C.2 You take the high road, and I’ll take the low road
Our two different search algorithms sometimes return different paths between vertices. Sometimes this doesn’t matter, but sometimes it can make a big difference. For example:

Graph 1: Loop.
💻 Generate this graph in the simulator using the following adjacency matrix
and try using BFS and DFS to search the graph starting at vertex 0
:
0, 1, 0, 0, 0, 0, 1, 0,
1, 0, 1, 0, 0, 0, 0, 0,
0, 1, 0, 1, 0, 0, 0, 0,
0, 0, 1, 0, 1, 0, 0, 0,
0, 0, 0, 1, 0, 1, 0, 0,
0, 0, 0, 0, 1, 0, 1, 0,
1, 0, 0, 0, 0, 1, 0, 1,
0, 0, 0, 0, 0, 0, 1, 0,
✏️ Answer the following questions in your lab worksheet:
- What is different about the path from vertex
0
to vertex7
generated by DFS and the one generated by BFS? - What about the algorithms of DFS and BFS cause this difference?

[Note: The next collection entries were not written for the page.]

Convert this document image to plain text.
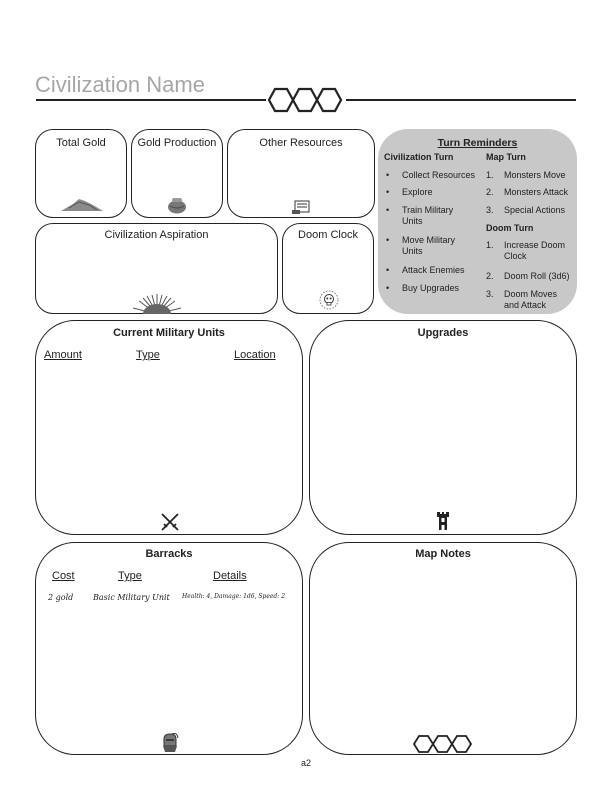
Civilization Name
Total Gold	Gold Production	Other Resources	Turn Reminders
Civilization Turn	Map Turn
• Collect Resources
• Explore
• Train Military Units
• Move Military Units
• Attack Enemies
• Buy Upgrades
1. Monsters Move
2. Monsters Attack
3. Special Actions
Doom Turn
1. Increase Doom Clock
2. Doom Roll (3d6)
3. Doom Moves and Attack
Civilization Aspiration	Doom Clock
Current Military Units
Amount	Type	Location
Upgrades
Barracks
Cost	Type	Details
2 gold Basic Military Unit Health: 4, Damage: 1d6, Speed: 2
Map Notes
a2
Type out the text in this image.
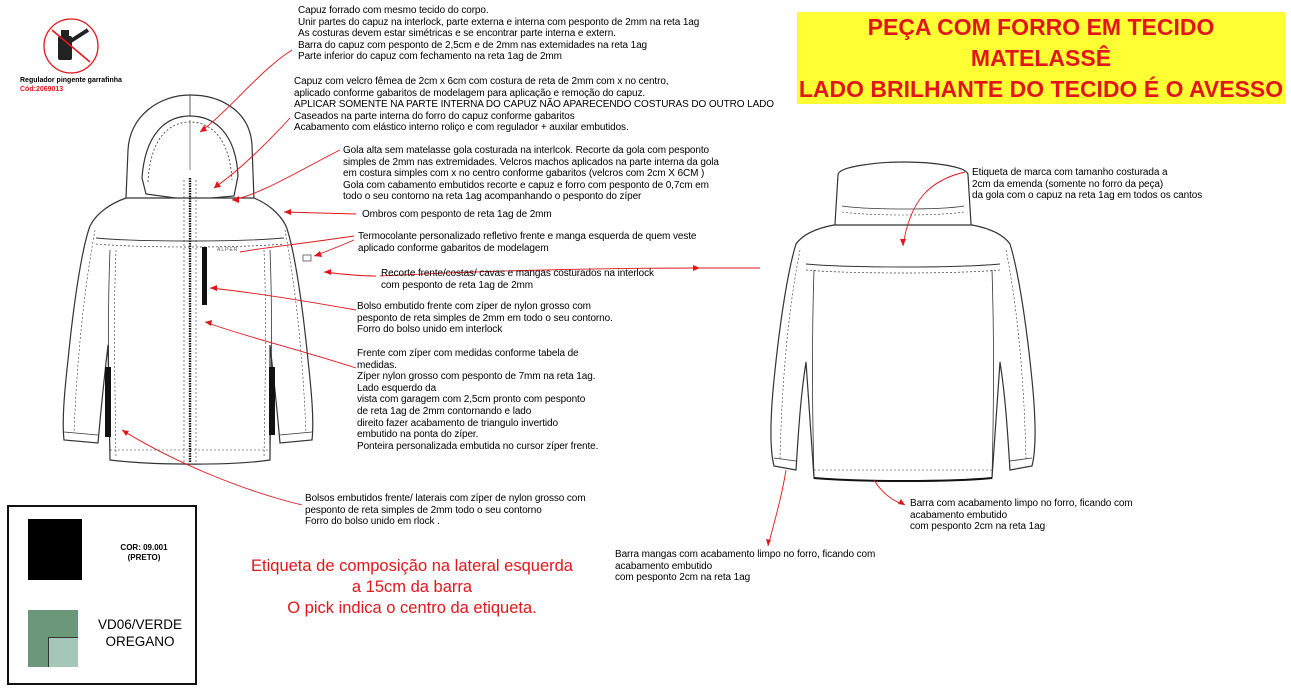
ALPER
PEÇA COM FORRO EM TECIDO MATELASSÊ
LADO BRILHANTE DO TECIDO É O AVESSO
Regulador pingente garrafinha
Cód:2069013
Capuz forrado com mesmo tecido do corpo.
Unir partes do capuz na interlock, parte externa e interna com pesponto de 2mm na reta 1ag
As costuras devem estar simétricas e se encontrar parte interna e extern.
Barra do capuz com pesponto de 2,5cm e de 2mm nas extemidades na reta 1ag
Parte inferior do capuz com fechamento na reta 1ag de 2mm
Capuz com velcro fêmea de 2cm x 6cm com costura de reta de 2mm com x no centro,
aplicado conforme gabaritos de modelagem para aplicação e remoção do capuz.
APLICAR SOMENTE NA PARTE INTERNA DO CAPUZ NÃO APARECENDO COSTURAS DO OUTRO LADO
Caseados na parte interna do forro do capuz conforme gabaritos
Acabamento com elástico interno roliço e com regulador + auxilar embutidos.
Gola alta sem matelasse gola costurada na interlcok. Recorte da gola com pesponto
simples de 2mm nas extremidades. Velcros machos aplicados na parte interna da gola
em costura simples com x no centro conforme gabaritos (velcros com 2cm X 6CM )
Gola com cabamento embutidos recorte e capuz e forro com pesponto de 0,7cm em
todo o seu contorno na reta 1ag acompanhando o pesponto do zíper
Ombros com pesponto de reta 1ag de 2mm
Termocolante personalizado refletivo frente e manga esquerda de quem veste
aplicado conforme gabaritos de modelagem
Recorte frente/costas/ cavas e mangas costurados na interlock
com pesponto de reta 1ag de 2mm
Bolso embutido frente com zíper de nylon grosso com
pesponto de reta simples de 2mm em todo o seu contorno.
Forro do bolso unido em interlock
Frente com zíper com medidas conforme tabela de
medidas.
Zíper nylon grosso com pesponto de 7mm na reta 1ag.
Lado esquerdo da
vista com garagem com 2,5cm pronto com pesponto
de reta 1ag de 2mm contornando e lado
direito fazer acabamento de triangulo invertido
embutido na ponta do zíper.
Ponteira personalizada embutida no cursor zíper frente.
Bolsos embutidos frente/ laterais com zíper de nylon grosso com
pesponto de reta simples de 2mm todo o seu contorno
Forro do bolso unido em rlock .
Etiqueta de marca com tamanho costurada a
2cm da emenda (somente no forro da peça)
da gola com o capuz na reta 1ag em todos os cantos
Barra com acabamento limpo no forro, ficando com
acabamento embutido
com pesponto 2cm na reta 1ag
Barra mangas com acabamento limpo no forro, ficando com
acabamento embutido
com pesponto 2cm na reta 1ag
Etiqueta de composição na lateral esquerda
a 15cm da barra
O pick indica o centro da etiqueta.
COR: 09.001
(PRETO)
VD06/VERDE
OREGANO
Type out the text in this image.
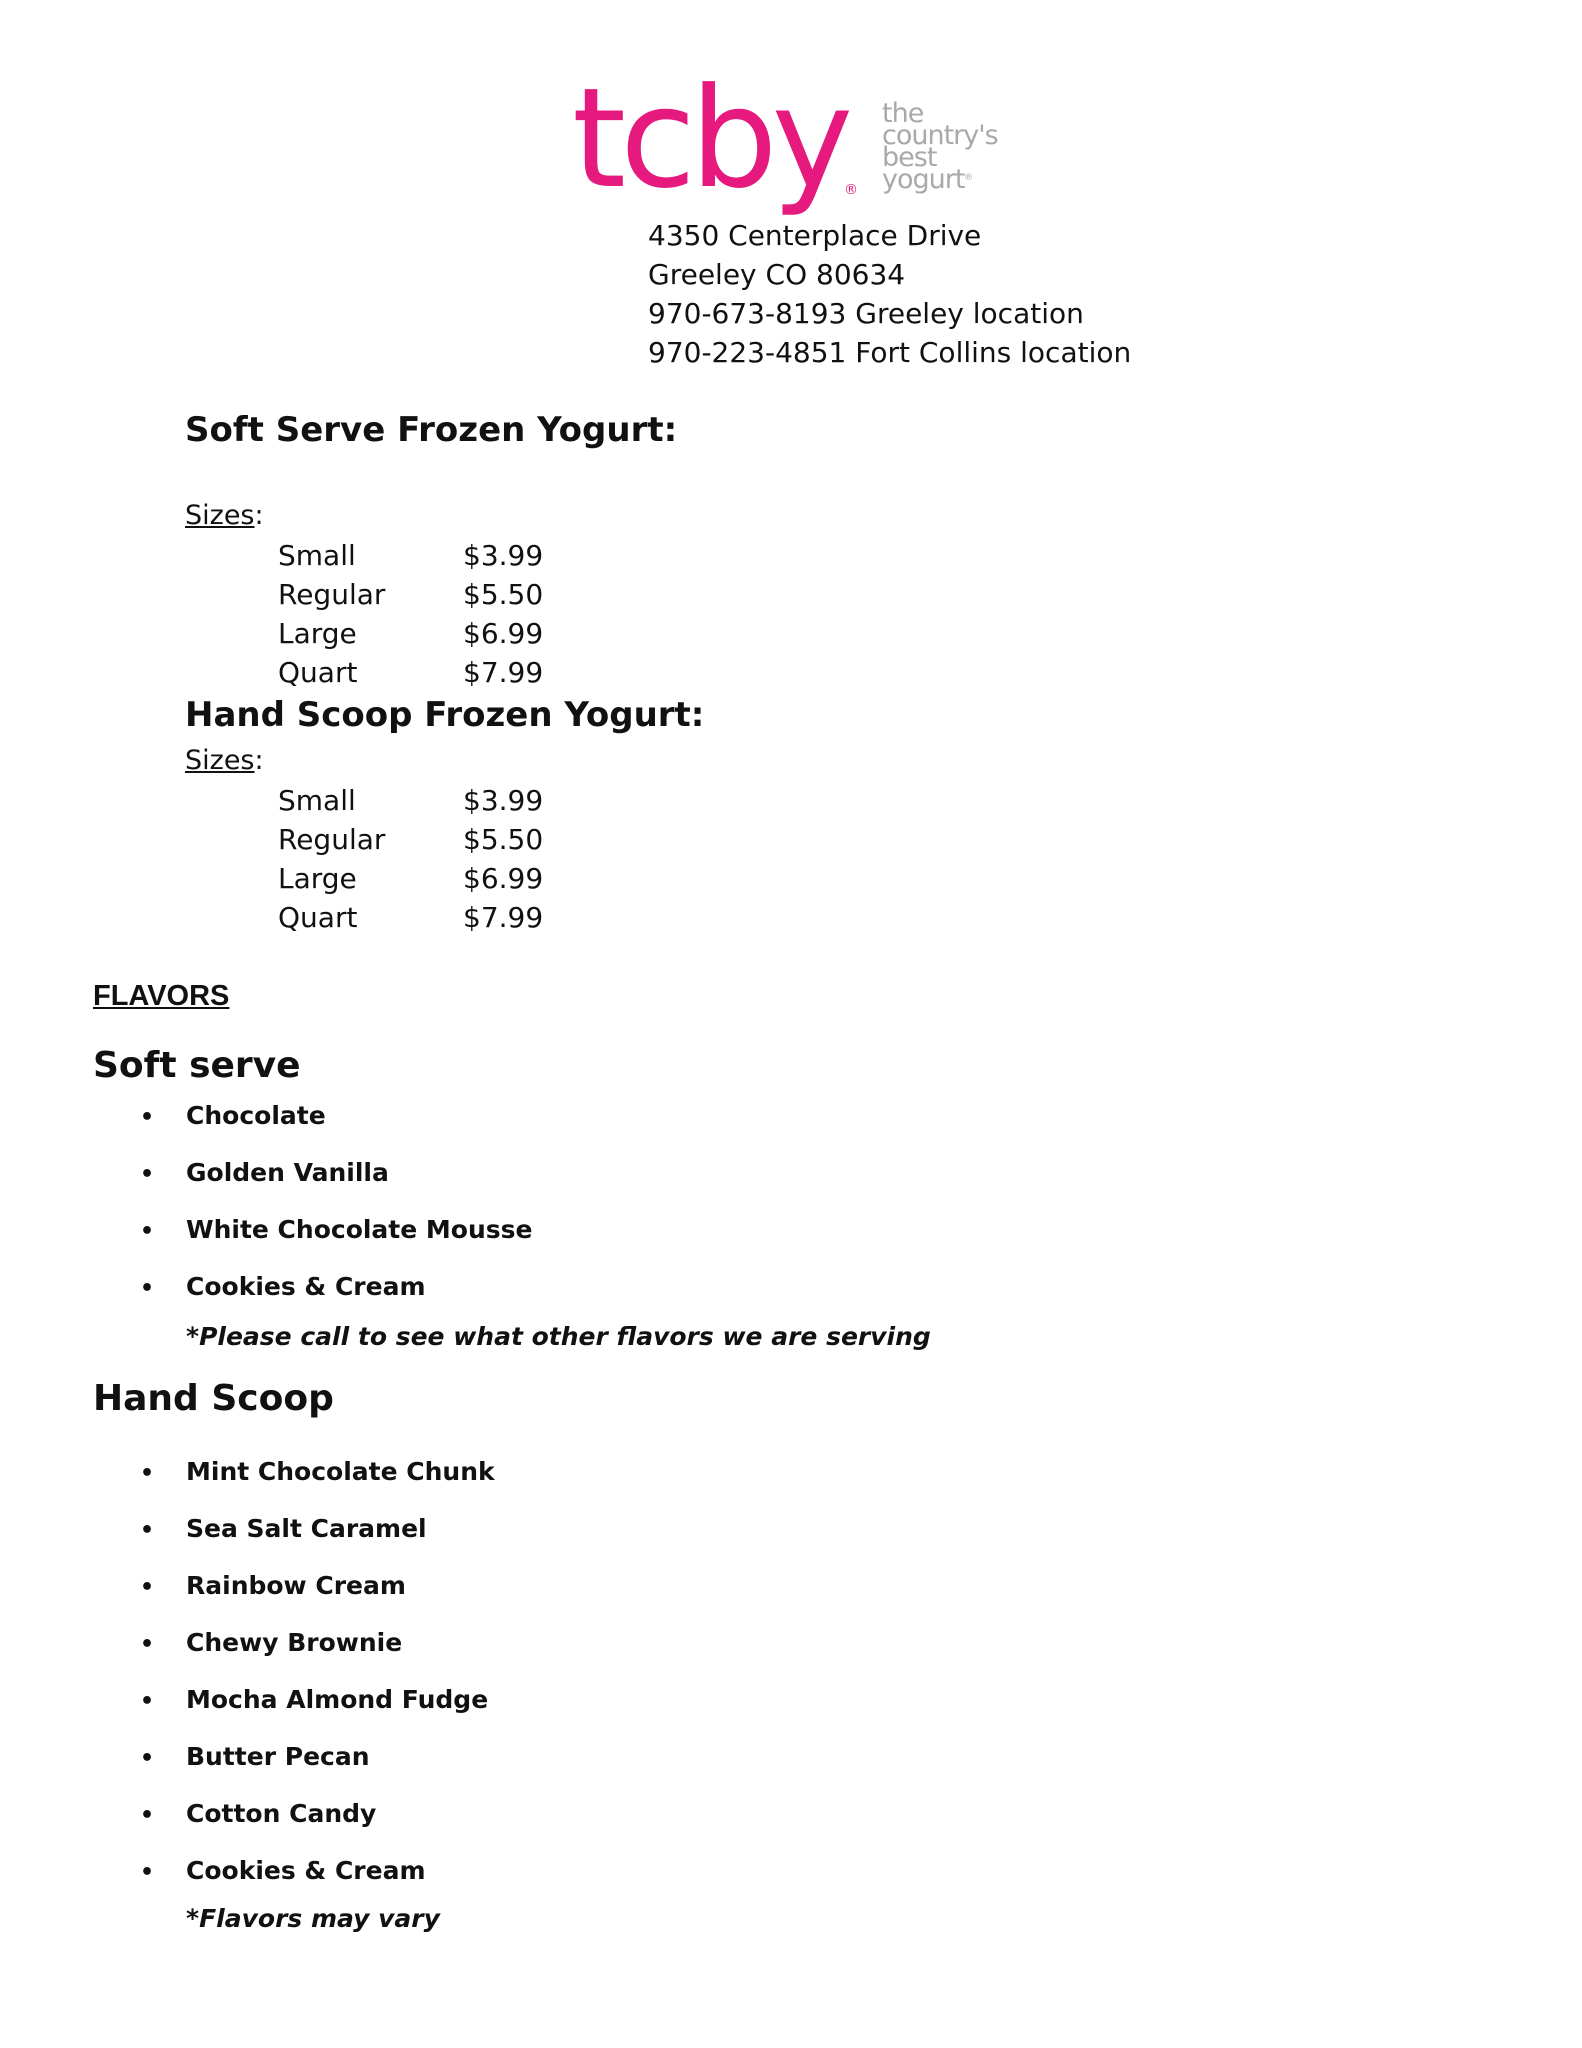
tcby
®
the
country's
best
yogurt ®
4350 Centerplace Drive
Greeley CO 80634
970-673-8193 Greeley location
970-223-4851 Fort Collins location
Soft Serve Frozen Yogurt:
Sizes:
Small	$3.99
Regular	$5.50
Large	$6.99
Quart	$7.99
Hand Scoop Frozen Yogurt:
Sizes:
Small	$3.99
Regular	$5.50
Large	$6.99
Quart	$7.99
FLAVORS
Soft serve
• Chocolate
• Golden Vanilla
• White Chocolate Mousse
• Cookies & Cream
*Please call to see what other flavors we are serving
Hand Scoop
• Mint Chocolate Chunk
• Sea Salt Caramel
• Rainbow Cream
• Chewy Brownie
• Mocha Almond Fudge
• Butter Pecan
• Cotton Candy
• Cookies & Cream
*Flavors may vary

- Can you find an example graph and search where BFS generates a longer path than DFS?
C.3 Comparing DFS and BFS
✏️ Now that you’ve got some experience using DFS and BFS, fill out the chart in your lab worksheet comparing the two different search algorithms we covered in this lab.
Throughout the lab, we’ve make a big assumption: that DFS and BFS work.
✏️ To finish the lab, answer the following question in your lab worksheet: How can you be sure that DFS and BFS will always find a path between two vertices in a graph if such a path exists?
Deliverables
To submit this lab, make sure you’ve finalized the Algorithms Lab worksheet in your Google Drive.